An diesem Ort, im Alten Rathaus, musste diese Klarstellung auch sein: Genau dort wurde von den Nazis 1938 die Reichspogromnacht ausgerufen.
Die letzte Antrittsrede
Es war Udes vierte und dezidiert letzte Antrittsrede. Darin hob er auch auf die immer größer werden sozialen Probleme in München ab. Auch München werde gespalten in „Modernisierungsgewinner und Modernisierungsverlierer“.
In der Wirtschaft würden sich einzelne Bosse Millionengehälter bewilligen, für ihre Mitarbeiter aber hätten sie die „Geschäftsidee Sozialdumping“ gefunden. Sie zahlten „Hungerlöhne“ und die Stadt müsse über die Sozialhilfe die Menschen vor unverschuldeter Armut bewahren.
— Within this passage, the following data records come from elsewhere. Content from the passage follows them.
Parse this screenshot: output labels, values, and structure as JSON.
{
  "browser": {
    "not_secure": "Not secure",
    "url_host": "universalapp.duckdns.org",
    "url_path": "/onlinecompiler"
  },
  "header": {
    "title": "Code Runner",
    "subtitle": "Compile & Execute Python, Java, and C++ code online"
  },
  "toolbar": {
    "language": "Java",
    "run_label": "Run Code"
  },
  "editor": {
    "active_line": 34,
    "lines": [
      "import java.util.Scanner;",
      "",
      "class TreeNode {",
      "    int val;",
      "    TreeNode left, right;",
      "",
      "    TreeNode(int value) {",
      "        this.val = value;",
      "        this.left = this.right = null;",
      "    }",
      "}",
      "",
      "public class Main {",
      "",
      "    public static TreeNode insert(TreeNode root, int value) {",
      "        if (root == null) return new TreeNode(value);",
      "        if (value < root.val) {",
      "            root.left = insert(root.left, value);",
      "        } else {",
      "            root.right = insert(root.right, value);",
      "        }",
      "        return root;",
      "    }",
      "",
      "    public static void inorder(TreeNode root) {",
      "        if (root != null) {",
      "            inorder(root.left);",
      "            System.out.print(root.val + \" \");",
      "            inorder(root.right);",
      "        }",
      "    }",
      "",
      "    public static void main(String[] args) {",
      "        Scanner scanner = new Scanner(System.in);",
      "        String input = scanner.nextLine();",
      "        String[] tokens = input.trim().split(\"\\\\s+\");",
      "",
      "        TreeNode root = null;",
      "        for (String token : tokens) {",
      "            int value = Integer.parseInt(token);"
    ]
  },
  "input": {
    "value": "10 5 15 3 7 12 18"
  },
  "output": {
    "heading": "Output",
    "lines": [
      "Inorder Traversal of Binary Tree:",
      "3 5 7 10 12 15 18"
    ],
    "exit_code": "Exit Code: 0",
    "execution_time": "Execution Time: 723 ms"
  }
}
Da helfe nur der gesetzliche Mindestlohn OB Ude: „Es ist höchste Zeit, diesen Wahnsinn zu stoppen.“
Am Nachmittag konstituierte sich der neue Stadtrat und wählte als erste Amtshandlung Christine Strobl (SPD) mit 48 von 80 Stimmen und Hep Monatzeder (Grüne) mit 45 von 80 Stimmen wieder zu Bürgermeistern.